After erasing our brains, we did a great exercise where we wrote down lots of information about ourselves and then crafted a six word autobiography.  I was the last to share, and I scratched out my initial creation and revised it based on the circumstances.  My new one read:

The only one to follow instructions.

Apparently when you are in a “safe place” it’s ok to disregard the “rules” and use as many words as you want.  I was outraged.  OUTRAGED.  And not only that, but as I was obsessively counting the number of words others were using, people were nose-breathing and mmmm-ing in support of these autobiographies that were in blatant violation of the instructions.  Some people revealed such poignant information about themselves that many group members were brought to tears.  Look, I’m really happy that you reached an emotional turning point in your life, but I personally found it horribly offensive that you got to use so many more words than I did.

That’s all for now.  I have to spend the rest of the day gathering my belongings so I can head back up next weekend.

Yoga Pre-treat

In preparation for my Kripalu yoga retreat, where I will find my passion, Anne and I went to another yoga class today at the Laughing Lotus yoga studio.  It’s hard to explain this magical place, but I will try.  First of all, if you are a man or a yoga beginner, I suggest coming already dressed in your workout attire.  The changing rooms were labeled for “yogis” and “yoginis,” neither of which are real words.  From what I could tell, if you were completely decked out in Lululemon attire, you went into the room on the right.  In other words, I was the only person that did not go into this room.  

We then entered the studio, which was a crowded space covered with glitter, graffiti on the walls, heart stickers on the floor, a disco ball on the ceiling, and a ratio of approximately 1800 women for every man.  Maybe this won’t be so bad after all.  The ratio could even be a little more tilted towards women if you discount the male population by excluding the guy wearing shorts that looked like this: 

Although I already felt a bit out of place, I took comfort in knowing that I had an invigorating workout to look forward to.  And that was confirmed when we all sat up in our seats and listened to a 20 minute poetry reading and a group-sing of the most popular chant in the entire world.  If you haven’t heard it before, it sounds like me looking around the room mouthing “what the fuck???”

But luckily, I can work up a sweat just at the thought of exercise, so right after the instructor read, “goodnight to the old woman whispering hush,” and closed her book, I was already in quite the lather.  From there, the class did turn into a hard workout, but I was able to keep up with the 8% of instructions that were not given in sanskrit, or that didn’t involve the positioning of my vagina. I was pretty confident in my yogic abailities.
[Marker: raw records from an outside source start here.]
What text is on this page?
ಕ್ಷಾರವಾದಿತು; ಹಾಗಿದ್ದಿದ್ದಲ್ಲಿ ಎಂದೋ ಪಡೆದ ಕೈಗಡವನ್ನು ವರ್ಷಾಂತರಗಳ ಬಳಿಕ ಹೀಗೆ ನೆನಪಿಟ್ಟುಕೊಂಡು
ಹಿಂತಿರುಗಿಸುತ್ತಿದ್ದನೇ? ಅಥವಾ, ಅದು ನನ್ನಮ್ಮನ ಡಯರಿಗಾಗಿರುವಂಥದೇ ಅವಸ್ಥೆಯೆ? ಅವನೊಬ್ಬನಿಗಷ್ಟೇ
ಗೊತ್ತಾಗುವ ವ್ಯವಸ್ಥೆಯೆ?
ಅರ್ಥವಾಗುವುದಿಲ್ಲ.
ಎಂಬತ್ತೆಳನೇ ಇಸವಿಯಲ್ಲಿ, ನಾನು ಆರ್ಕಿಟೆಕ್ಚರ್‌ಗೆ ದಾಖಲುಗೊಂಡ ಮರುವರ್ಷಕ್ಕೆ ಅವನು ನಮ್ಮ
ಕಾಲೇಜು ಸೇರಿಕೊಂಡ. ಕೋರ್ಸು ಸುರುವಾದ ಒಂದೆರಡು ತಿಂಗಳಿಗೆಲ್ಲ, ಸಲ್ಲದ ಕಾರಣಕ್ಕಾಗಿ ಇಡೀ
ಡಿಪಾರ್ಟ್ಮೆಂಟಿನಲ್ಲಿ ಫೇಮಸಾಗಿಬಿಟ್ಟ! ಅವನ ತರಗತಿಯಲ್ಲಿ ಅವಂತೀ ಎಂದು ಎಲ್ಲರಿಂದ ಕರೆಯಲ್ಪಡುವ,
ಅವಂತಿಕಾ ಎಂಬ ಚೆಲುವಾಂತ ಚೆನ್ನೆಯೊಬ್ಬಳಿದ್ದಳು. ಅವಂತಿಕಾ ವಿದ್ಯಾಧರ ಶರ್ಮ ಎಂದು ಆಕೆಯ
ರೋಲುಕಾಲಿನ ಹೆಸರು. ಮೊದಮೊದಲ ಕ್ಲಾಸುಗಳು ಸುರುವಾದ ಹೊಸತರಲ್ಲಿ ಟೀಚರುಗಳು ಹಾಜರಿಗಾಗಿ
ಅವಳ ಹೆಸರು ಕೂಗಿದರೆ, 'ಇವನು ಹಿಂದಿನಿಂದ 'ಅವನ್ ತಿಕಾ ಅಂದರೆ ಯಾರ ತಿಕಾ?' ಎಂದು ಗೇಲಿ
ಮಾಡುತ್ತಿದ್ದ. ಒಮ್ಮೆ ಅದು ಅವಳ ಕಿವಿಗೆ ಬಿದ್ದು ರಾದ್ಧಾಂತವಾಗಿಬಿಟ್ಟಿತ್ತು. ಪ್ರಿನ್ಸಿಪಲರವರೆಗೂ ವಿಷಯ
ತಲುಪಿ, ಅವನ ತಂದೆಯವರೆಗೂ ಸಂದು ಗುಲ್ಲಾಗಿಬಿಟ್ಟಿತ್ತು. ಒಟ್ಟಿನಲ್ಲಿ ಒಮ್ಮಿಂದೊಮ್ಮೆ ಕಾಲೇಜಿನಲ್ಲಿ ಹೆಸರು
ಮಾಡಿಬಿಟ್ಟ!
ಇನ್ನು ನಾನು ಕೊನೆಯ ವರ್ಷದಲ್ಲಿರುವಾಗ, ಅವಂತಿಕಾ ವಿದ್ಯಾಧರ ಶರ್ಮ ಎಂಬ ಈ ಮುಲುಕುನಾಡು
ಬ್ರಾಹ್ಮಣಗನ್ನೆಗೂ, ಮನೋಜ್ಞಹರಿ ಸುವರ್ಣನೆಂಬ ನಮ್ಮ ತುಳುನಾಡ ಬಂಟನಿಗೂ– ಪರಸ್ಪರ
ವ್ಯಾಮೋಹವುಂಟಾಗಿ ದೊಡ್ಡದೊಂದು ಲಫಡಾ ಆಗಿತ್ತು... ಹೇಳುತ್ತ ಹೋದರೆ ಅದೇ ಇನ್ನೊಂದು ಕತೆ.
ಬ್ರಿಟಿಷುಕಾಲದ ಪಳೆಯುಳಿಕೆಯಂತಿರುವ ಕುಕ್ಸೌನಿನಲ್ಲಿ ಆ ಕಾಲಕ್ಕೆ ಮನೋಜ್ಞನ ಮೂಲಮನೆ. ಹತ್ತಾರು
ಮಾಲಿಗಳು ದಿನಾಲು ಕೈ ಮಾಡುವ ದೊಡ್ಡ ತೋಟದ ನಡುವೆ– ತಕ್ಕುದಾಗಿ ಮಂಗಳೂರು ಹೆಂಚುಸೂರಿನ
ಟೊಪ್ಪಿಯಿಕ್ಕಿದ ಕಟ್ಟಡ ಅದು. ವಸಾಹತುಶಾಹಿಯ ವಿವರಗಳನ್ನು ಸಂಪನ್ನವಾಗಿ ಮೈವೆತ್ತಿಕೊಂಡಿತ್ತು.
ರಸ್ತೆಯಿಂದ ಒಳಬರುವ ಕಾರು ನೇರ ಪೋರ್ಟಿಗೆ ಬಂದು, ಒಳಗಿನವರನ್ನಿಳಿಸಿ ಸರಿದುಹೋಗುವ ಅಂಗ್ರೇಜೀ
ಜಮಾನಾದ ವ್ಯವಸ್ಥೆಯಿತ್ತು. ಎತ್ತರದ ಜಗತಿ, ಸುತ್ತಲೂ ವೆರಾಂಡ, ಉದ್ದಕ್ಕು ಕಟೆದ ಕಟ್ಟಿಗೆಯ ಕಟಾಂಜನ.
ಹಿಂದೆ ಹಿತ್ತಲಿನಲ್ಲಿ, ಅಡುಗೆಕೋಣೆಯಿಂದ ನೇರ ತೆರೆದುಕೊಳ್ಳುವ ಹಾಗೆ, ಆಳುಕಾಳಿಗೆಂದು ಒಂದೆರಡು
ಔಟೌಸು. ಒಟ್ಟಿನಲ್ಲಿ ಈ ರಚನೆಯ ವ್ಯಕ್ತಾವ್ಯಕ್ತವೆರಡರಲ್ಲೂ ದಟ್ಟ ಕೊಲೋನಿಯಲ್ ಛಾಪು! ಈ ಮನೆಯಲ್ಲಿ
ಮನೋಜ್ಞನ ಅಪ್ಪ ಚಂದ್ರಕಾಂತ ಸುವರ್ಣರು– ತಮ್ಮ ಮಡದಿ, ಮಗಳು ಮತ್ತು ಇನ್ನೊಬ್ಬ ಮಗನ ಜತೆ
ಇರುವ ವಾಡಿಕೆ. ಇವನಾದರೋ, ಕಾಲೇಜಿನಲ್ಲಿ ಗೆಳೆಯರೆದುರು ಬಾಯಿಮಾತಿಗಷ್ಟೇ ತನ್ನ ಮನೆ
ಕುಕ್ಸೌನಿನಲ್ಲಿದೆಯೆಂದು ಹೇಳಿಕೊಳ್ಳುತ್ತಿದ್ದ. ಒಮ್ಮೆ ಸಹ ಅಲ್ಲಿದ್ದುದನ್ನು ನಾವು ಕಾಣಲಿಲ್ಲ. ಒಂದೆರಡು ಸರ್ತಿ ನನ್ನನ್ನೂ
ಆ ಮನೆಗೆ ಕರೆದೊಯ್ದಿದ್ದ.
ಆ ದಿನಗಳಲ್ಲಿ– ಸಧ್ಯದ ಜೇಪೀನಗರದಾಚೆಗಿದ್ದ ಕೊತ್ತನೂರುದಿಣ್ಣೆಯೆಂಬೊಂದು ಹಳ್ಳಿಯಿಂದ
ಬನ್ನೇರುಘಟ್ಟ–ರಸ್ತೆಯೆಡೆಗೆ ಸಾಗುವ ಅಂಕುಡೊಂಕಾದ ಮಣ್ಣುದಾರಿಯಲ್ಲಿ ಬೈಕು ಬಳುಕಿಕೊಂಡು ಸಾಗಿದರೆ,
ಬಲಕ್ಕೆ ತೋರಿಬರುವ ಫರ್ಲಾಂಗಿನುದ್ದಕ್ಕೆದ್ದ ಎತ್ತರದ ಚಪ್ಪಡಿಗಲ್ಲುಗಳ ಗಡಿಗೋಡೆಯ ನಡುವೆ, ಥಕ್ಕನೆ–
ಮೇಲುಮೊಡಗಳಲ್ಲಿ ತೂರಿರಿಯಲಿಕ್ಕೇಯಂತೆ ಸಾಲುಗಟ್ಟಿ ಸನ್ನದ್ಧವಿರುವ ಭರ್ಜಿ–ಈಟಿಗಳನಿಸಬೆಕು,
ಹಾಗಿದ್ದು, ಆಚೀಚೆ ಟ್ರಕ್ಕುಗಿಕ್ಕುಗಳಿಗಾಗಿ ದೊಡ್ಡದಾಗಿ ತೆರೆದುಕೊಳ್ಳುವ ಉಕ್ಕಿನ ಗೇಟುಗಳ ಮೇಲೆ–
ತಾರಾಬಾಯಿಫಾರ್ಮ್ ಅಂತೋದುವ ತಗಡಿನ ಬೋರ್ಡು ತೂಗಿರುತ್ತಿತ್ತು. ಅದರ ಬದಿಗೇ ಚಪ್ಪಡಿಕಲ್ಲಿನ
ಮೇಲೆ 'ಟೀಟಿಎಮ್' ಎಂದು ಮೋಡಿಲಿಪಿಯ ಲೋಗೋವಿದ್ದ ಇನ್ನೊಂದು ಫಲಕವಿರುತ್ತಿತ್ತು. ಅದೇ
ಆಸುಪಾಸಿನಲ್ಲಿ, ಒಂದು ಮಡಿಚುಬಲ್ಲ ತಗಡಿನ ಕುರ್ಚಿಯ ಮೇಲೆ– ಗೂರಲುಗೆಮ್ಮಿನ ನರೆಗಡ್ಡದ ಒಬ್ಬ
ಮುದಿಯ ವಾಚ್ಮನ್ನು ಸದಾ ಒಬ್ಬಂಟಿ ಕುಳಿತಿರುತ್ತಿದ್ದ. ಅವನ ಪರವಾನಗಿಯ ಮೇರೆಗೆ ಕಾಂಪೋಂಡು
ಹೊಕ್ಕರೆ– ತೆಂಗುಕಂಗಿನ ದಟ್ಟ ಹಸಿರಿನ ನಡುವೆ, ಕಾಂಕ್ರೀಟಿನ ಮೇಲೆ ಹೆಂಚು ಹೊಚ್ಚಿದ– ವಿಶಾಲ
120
The best part of the class, by far, was when we broke into small groups of three and some random person had to spot me by touching my atrociously sweaty leg as I tried to do the scorpion:

I think I would have been more successful in my attempt if my spotter didn’t find my leg to be the texture and slickness of an eel.  An incredibly hairy eel.  

On the plus side, at the end of class when we were instructed to sit silently with our eyes closed, the instructor came up behind me and gave me an amazing magical massage.  After she was done, I opened my eyes and watched to see if anyone else got one.  They didn’t.  Heyo!  Still got it.